Continuous Variable

A continuous random variable is one whose set of possible values is an interval.

Every continuous random variable \(X\) has a curve associated with it. This curve, formally known as a probability density function, such that

  • The total area under the curve is 1.
  • The area between \(x_1\) and \(x_2\) is the probability \(P(x_1\le X \le x_2)\) or \(P(x_1< X < x_2)\).


Uniform Distribution

A random variable is said to be a uniform random variable in the interval \((a, b)\) if its set of possible values is this interval and if its density curve is a horizontal line.

Example 1. Suppose that \(X\) is a uniform random variable over the interval \((2, 5)\).

  1. Draw the density function of \(X\).

  2. Find \(P(X > 3)\).

  3. Find \(P(X \ge 4)\).

  4. Find \(P(X \le 2)\).

  5. Find \(P(2.5 < X < 3.5)\).

Normal Distribution

If \(X\) is a normal random variable with a mean of \(\mu\) and standard deviation of \(\sigma\), then we denote \[X\sim N(\mu, \sigma^2).\]

The probability \(P(X\le a)\) can be calculated by

pnorm(a, mu, sigma)

As a result,

  • \(P(X\ge a)\) is given by 1 - pnorm(a, mu, sigma).
  • \(P(a \le X \le b)\) is given by pnorm(a, mu, sigma) - pnorm(b, mu, sigma).

Example 2. IQ scores follow a normal distribution with a mean of 100 and standard deviation of 15.

  1. What proportion of people have below average intelligence?

  2. What proportion of people have an IQ between 80 and 120?

  3. What proportion of people have an IQ more than 110?

  4. What proportion of people have an IQ less than 115?



Example 3. Verify the Empirical Rule using normal distribution.



Standard Normal Distribution

A z-score (also called a standard score) measures how far from the mean (\(\mu\)) a data point is, in terms of standard deviation (\(\sigma\)): \[Z = \dfrac{X-\mu}{\sigma}.\]

Example 4. Suppose in a given year, the mean and the standard deviation of SAT scores are 1100 and 200, respectively. The mean and the standard deviation of ACT scores are 22 and 5, respectively. Which of the two scores has a higher z-score, an SAT score of 1400 or an ACT score of 33?




The z-scores of a normal standard distribution \(N(\mu, \sigma^2)\), follows a standard normal distribution \(N(0, 1)\), whose mean is 0 and standard deviation is 1.

The command pnorm(a, 0, 1) is the same as pnorm(a), i.e., if the mean and standard deviation are not input, by default, R sets \(\mu=0\) and \(\sigma = 1\).
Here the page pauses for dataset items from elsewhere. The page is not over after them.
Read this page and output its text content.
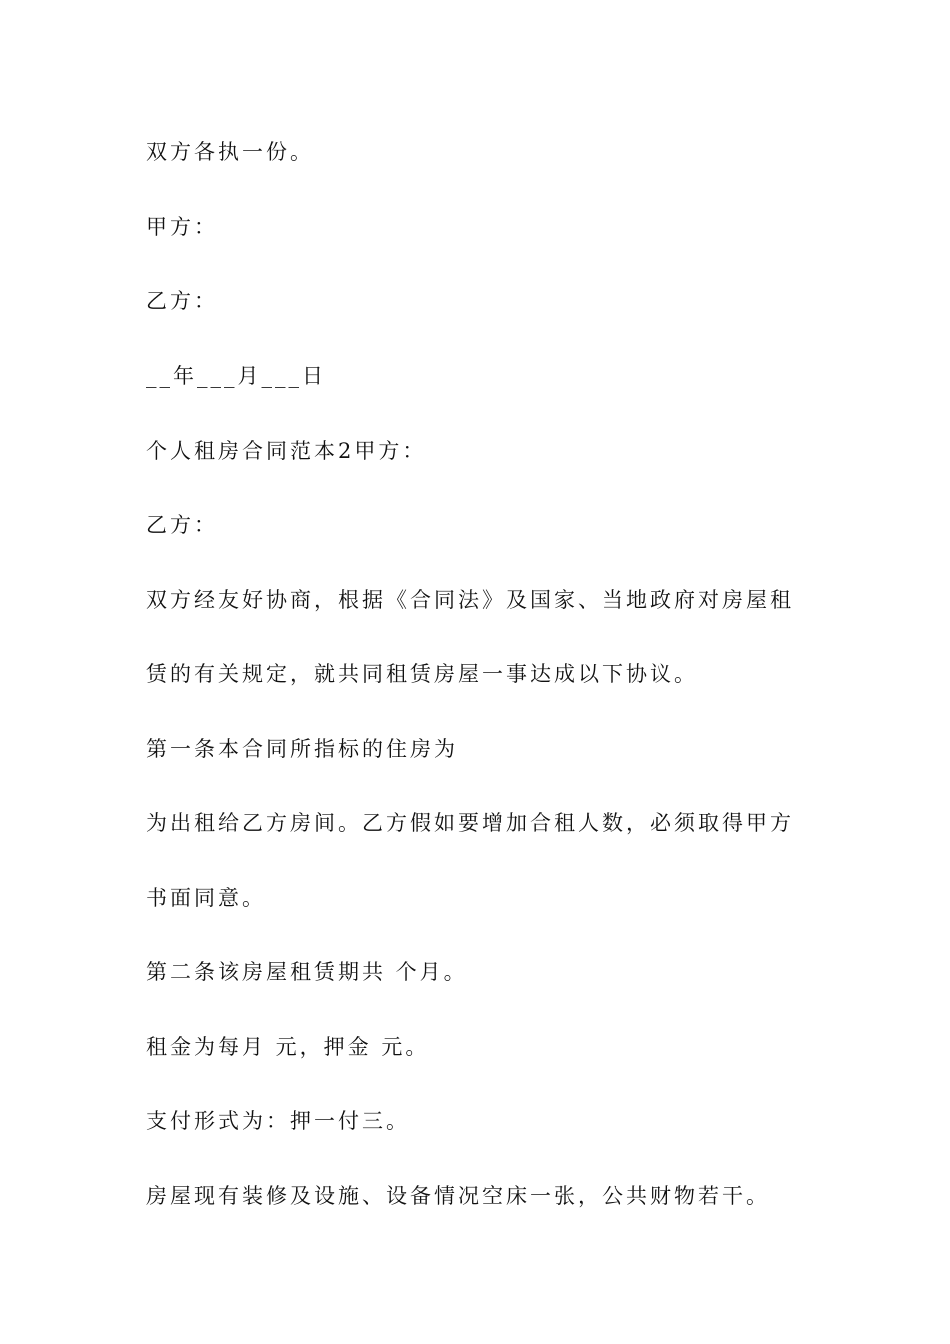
双方各执一份。

甲方：

乙方：

__年___月___日

个人租房合同范本2甲方：

乙方：

双方经友好协商，根据《合同法》及国家、当地政府对房屋租

赁的有关规定，就共同租赁房屋一事达成以下协议。

第一条本合同所指标的住房为

为出租给乙方房间。乙方假如要增加合租人数，必须取得甲方

书面同意。

第二条该房屋租赁期共 个月。

租金为每月 元，押金 元。

支付形式为：押一付三。

房屋现有装修及设施、设备情况空床一张，公共财物若干。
Example 5. Suppose \(\mu=1100\) and \(\sigma=200\) in an SAT test. Find the percentile of the SAT score of 1450.




To calculate the z-scores in a standard normal distribution, i.e., \(P(X<z)=p\)

qnorm(p)


Example 6. Continue with Example 2.

  1. What is the 80th percentile of IQ?

  2. Suppose that you wanted to hire only people who are in the top 10% of the IQ scale. What would the cutoff be?



Example 7. The waiting time at a fast food restaurant drive through window is normally distributed with mean 139 seconds and standard deviation of 29 seconds. The restaurant wants to introduce a policy that customer who has to wait more than a certain amount of time does not have to pay. Management plans to give away no more than 1% of its customers free meals. What time would you recommend the restaurant advertises as the maximum wait time before a free meal is awarded?




Conventionally, the subscript \(\alpha\) is used to indicate the probability of \(Z\) larger than the z-score is \(\alpha\).

Example 8. Find \(z_{0.05}, z_{0.025}\), and \(z_{0.005}\).